Junior is arrested and taken into federal custody over the shooting, but his lawyer secures him a release into a cushy mental institution, claiming he is currently unfit to stand trial. Junior remains confused and distressed, denying that he could have deliberately shot his own nephew. Junior's dementia has progressed to such an extreme state that when his great-nephew A.J. Soprano (Robert Iler) visits him with the intention of killing him as revenge, Junior thinks A.J. is Tony and greets him with excitement. A.J.'s plan is botched when he inadvertently drops the knife on the floor. Tony pulls some strings with former Assemblyman, now State Senator, Ronald Zellman (Peter Riegert) to get A.J. released without charges being filed.

In the Wyckoff therapeutic center, Junior begins to put his old life back together.
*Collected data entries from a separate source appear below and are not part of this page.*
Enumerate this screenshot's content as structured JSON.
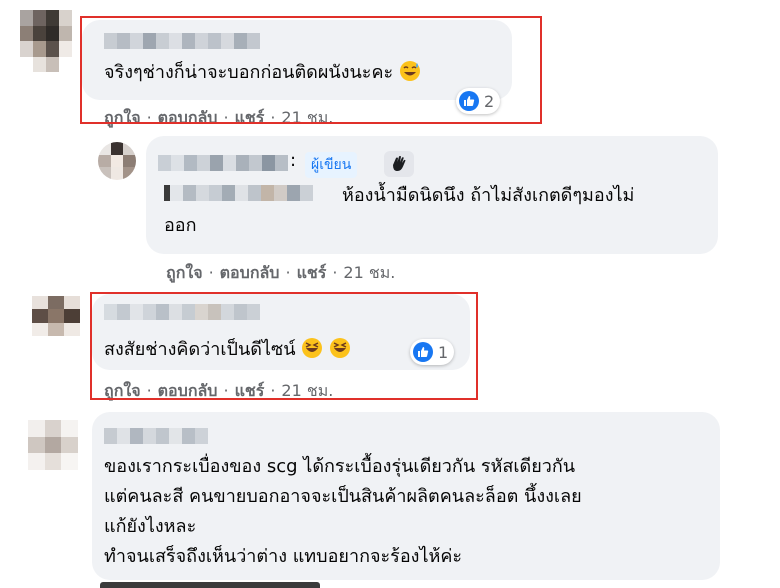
{
  "comments": [
    {
      "name_label": "Kevlo Saphanee",
      "text": "จริงๆช่างก็น่าจะบอกก่อนติดผนังนะคะ",
      "emoji": "grinning-sweat-emoji",
      "reaction_count": "2",
      "actions": {
        "like": "ถูกใจ",
        "reply": "ตอบกลับ",
        "share": "แชร์",
        "time": "21 ชม."
      }
    },
    {
      "author_badge": "ผู้เขียน",
      "text_lines": [
        "ห้องน้ำมืดนิดนึง ถ้าไม่สังเกตดีๆมองไม่",
        "ออก"
      ],
      "actions": {
        "like": "ถูกใจ",
        "reply": "ตอบกลับ",
        "share": "แชร์",
        "time": "21 ชม."
      }
    },
    {
      "text": "สงสัยช่างคิดว่าเป็นดีไซน์",
      "emoji": "laughing-emoji",
      "reaction_count": "1",
      "actions": {
        "like": "ถูกใจ",
        "reply": "ตอบกลับ",
        "share": "แชร์",
        "time": "21 ชม."
      }
    },
    {
      "text_lines": [
        "ของเรากระเบื่องของ scg ได้กระเบื้องรุ่นเดียวกัน รหัสเดียวกัน",
        "แต่คนละสี คนขายบอกอาจจะเป็นสินค้าผลิตคนละล็อต นึ้งงเลย",
        "แก้ยังไงหละ",
        "ทำจนเสร็จถึงเห็นว่าต่าง แทบอยากจะร้องไห้ค่ะ"
      ]
    }
  ],
  "colors": {
    "bubble": "#f0f2f5",
    "action_text": "#65676b",
    "highlight": "#e0302a",
    "like_blue": "#1877f2",
    "author_badge_bg": "#e7f3ff"
  }
}
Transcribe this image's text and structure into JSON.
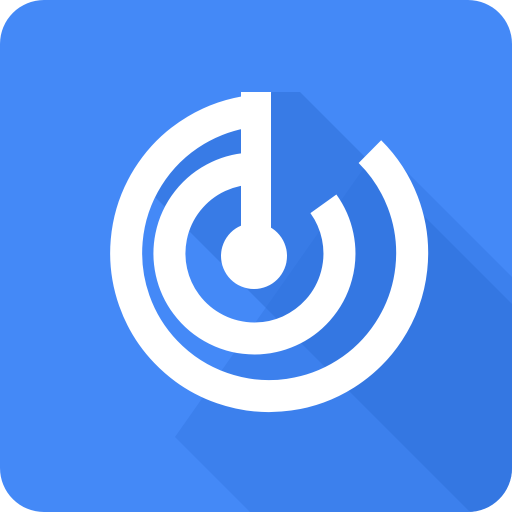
{
  "app_icon": {
    "name": "radar-target-icon",
    "colors": {
      "background": "#4489f7",
      "shadow": "#2f6fd9",
      "foreground": "#ffffff"
    }
  }
}
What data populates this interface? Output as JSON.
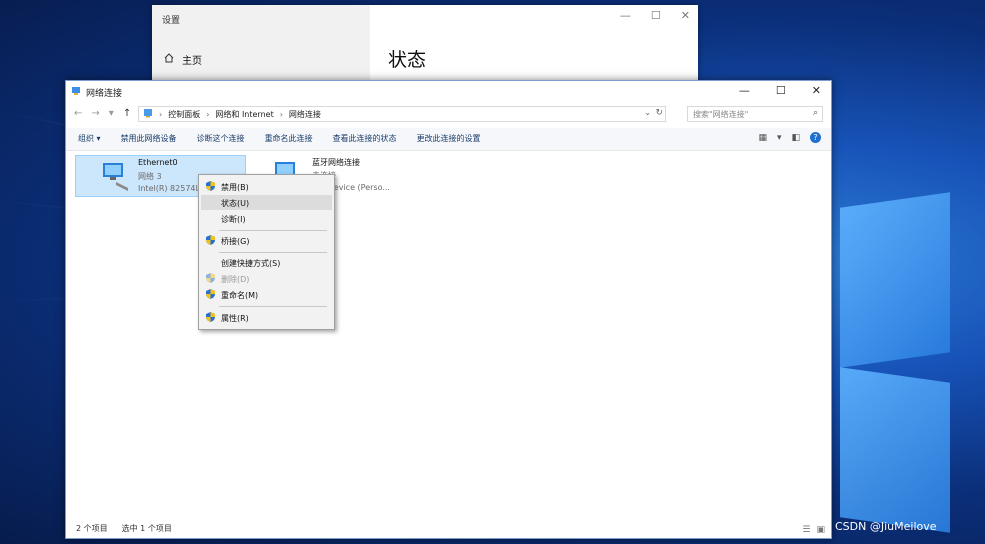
{
  "settings": {
    "title": "设置",
    "home_label": "主页",
    "heading": "状态"
  },
  "explorer": {
    "title": "网络连接",
    "breadcrumb": [
      "控制面板",
      "网络和 Internet",
      "网络连接"
    ],
    "search_placeholder": "搜索\"网络连接\"",
    "toolbar": {
      "organize": "组织 ▾",
      "disable": "禁用此网络设备",
      "diagnose": "诊断这个连接",
      "rename": "重命名此连接",
      "view_status": "查看此连接的状态",
      "change_settings": "更改此连接的设置"
    },
    "items": [
      {
        "name": "Ethernet0",
        "line1": "网络 3",
        "line2": "Intel(R) 82574L"
      },
      {
        "name": "蓝牙网络连接",
        "line1": "未连接",
        "line2": "oth Device (Perso..."
      }
    ],
    "status": {
      "count": "2 个项目",
      "selected": "选中 1 个项目"
    }
  },
  "context_menu": [
    {
      "label": "禁用(B)",
      "shield": true,
      "disabled": false,
      "highlight": false
    },
    {
      "label": "状态(U)",
      "shield": false,
      "disabled": false,
      "highlight": true
    },
    {
      "label": "诊断(I)",
      "shield": false,
      "disabled": false,
      "highlight": false
    },
    {
      "label": "桥接(G)",
      "shield": true,
      "disabled": false,
      "highlight": false
    },
    {
      "label": "创建快捷方式(S)",
      "shield": false,
      "disabled": false,
      "highlight": false
    },
    {
      "label": "删除(D)",
      "shield": true,
      "disabled": true,
      "highlight": false
    },
    {
      "label": "重命名(M)",
      "shield": true,
      "disabled": false,
      "highlight": false
    },
    {
      "label": "属性(R)",
      "shield": true,
      "disabled": false,
      "highlight": false
    }
  ],
  "watermark": "CSDN @JiuMeilove",
  "colors": {
    "accent": "#1e6fd0",
    "selection": "#cce6fb"
  }
}
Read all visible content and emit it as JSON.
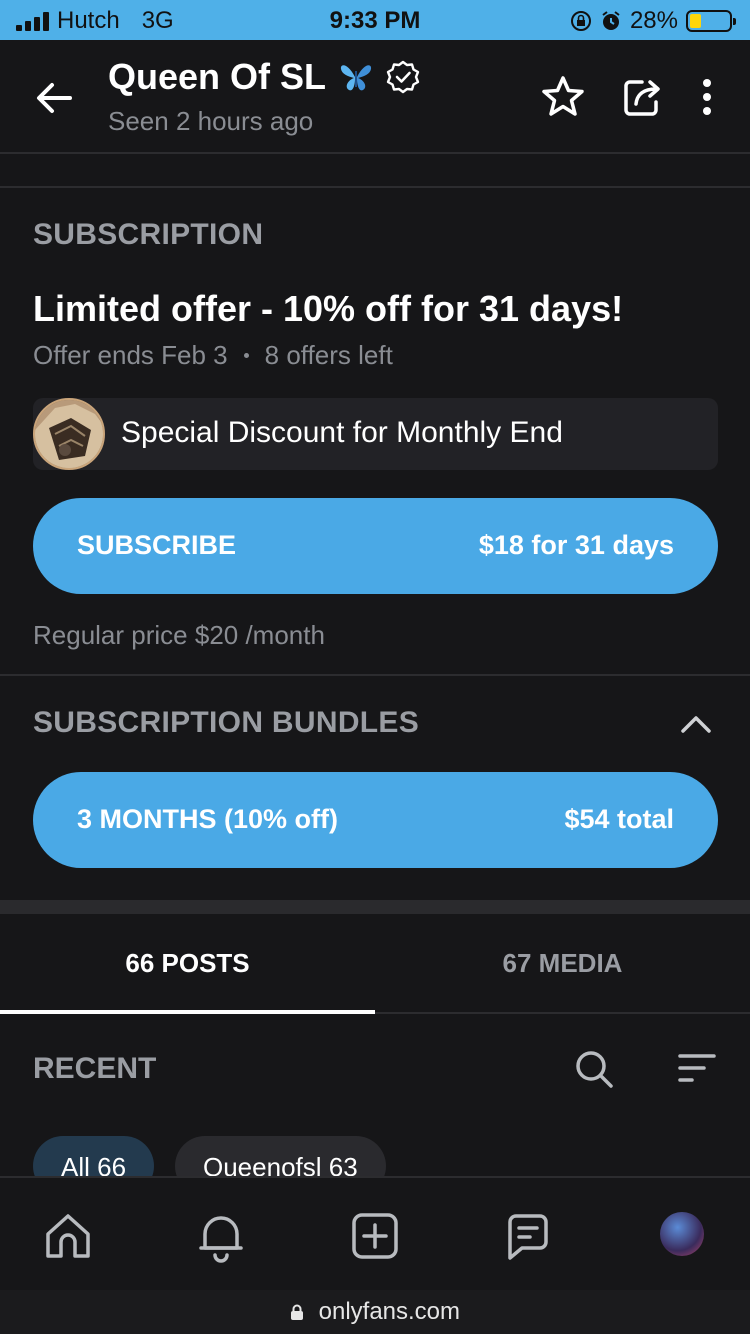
{
  "status_bar": {
    "carrier": "Hutch",
    "network": "3G",
    "time": "9:33 PM",
    "battery": "28%",
    "battery_level": 0.28
  },
  "header": {
    "title": "Queen Of SL",
    "seen": "Seen 2 hours ago",
    "icons": [
      "back-arrow-icon",
      "butterfly-icon",
      "verified-icon",
      "star-icon",
      "share-icon",
      "more-icon"
    ]
  },
  "subscription": {
    "section_label": "SUBSCRIPTION",
    "offer_title": "Limited offer - 10% off for 31 days!",
    "offer_ends": "Offer ends Feb 3",
    "offers_left": "8 offers left",
    "promo_text": "Special Discount for Monthly End",
    "subscribe_label": "SUBSCRIBE",
    "subscribe_price": "$18 for 31 days",
    "regular_price": "Regular price $20 /month"
  },
  "bundles": {
    "section_label": "SUBSCRIPTION BUNDLES",
    "items": [
      {
        "label": "3 MONTHS (10% off)",
        "price": "$54 total"
      }
    ]
  },
  "tabs": [
    {
      "label": "66 POSTS",
      "active": true
    },
    {
      "label": "67 MEDIA",
      "active": false
    }
  ],
  "recent": {
    "label": "RECENT",
    "chips": [
      {
        "label": "All 66",
        "active": true
      },
      {
        "label": "Queenofsl 63",
        "active": false
      }
    ]
  },
  "bottom_nav": [
    "home-icon",
    "bell-icon",
    "add-post-icon",
    "messages-icon",
    "profile-avatar"
  ],
  "url_bar": {
    "url": "onlyfans.com"
  },
  "colors": {
    "accent": "#4aa9e6",
    "background": "#161618",
    "status_bar": "#4fb0e8"
  }
}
He still collects weekly payments from his organizations and is occasionally visited by Pat Blundetto and Beppy Scerbo. Within the confines of the mental home, Junior behaves like a typical Mafia chieftain; bribing orderlies, organizing card games, and even physically abusing a rival. A young patient named Carter Chong looks up to Junior as a mentor and father figure and admires his aggressive, imposing, and rebellious nature.

After Junior loses control of his bladder, the center's administrators conclude that he is not taking his medications. Junior is confronted with the choice of either taking the medication or being moved to a less pleasant facility. Junior agrees to take the medication and begins to become more docile. He is badly beaten by his anger-prone protégé, who doesn't want to lose Junior as a mentor. In the final scene of "Remember When" Junior sits passively, black and blue, with broken glasses from his beating, silently sitting and petting a cat sitting on his lap.

In the episode "The Blue Comet", Janice (Aida Turturro) approaches Tony and tells him that Junior has run out of money, and will be removed from the Wyckoff therapeutic center. She implores Tony to help him out. Tony shows no sympathy for Junior and offers no support, telling Janice that she and Bobby are cut out of his life too, although it is just an empty threat. In the final episode, "Made in America", Junior is moved to a state facility. When Janice goes to visit him, Junior thinks she is her mother, Livia, and thinks that a picture of Janice's daughter is Janice herself.

She tries to tell him that Bobby has been murdered, but Junior does not comprehend, thinking she means Bobby Kennedy. Tony later visits a now sick and wheelchair-using Junior for the first time since the shooting. Junior recognizes him as someone he used to play catch with, remembering playing with Tony 40 years earlier. Tony tries to remind Junior of who he was, and even who his brother was, but Junior cannot remember.

Tony tells him that he and his father used to run North Jersey, to which Junior simply smiles and replies, "Well, that's nice". Tony finally realizes Junior is in an advanced stage of dementia and is saddened and frustrated that Junior is lost for good. Tony simply looks at Junior and then tearfully leaves his uncle for the last time without saying another word.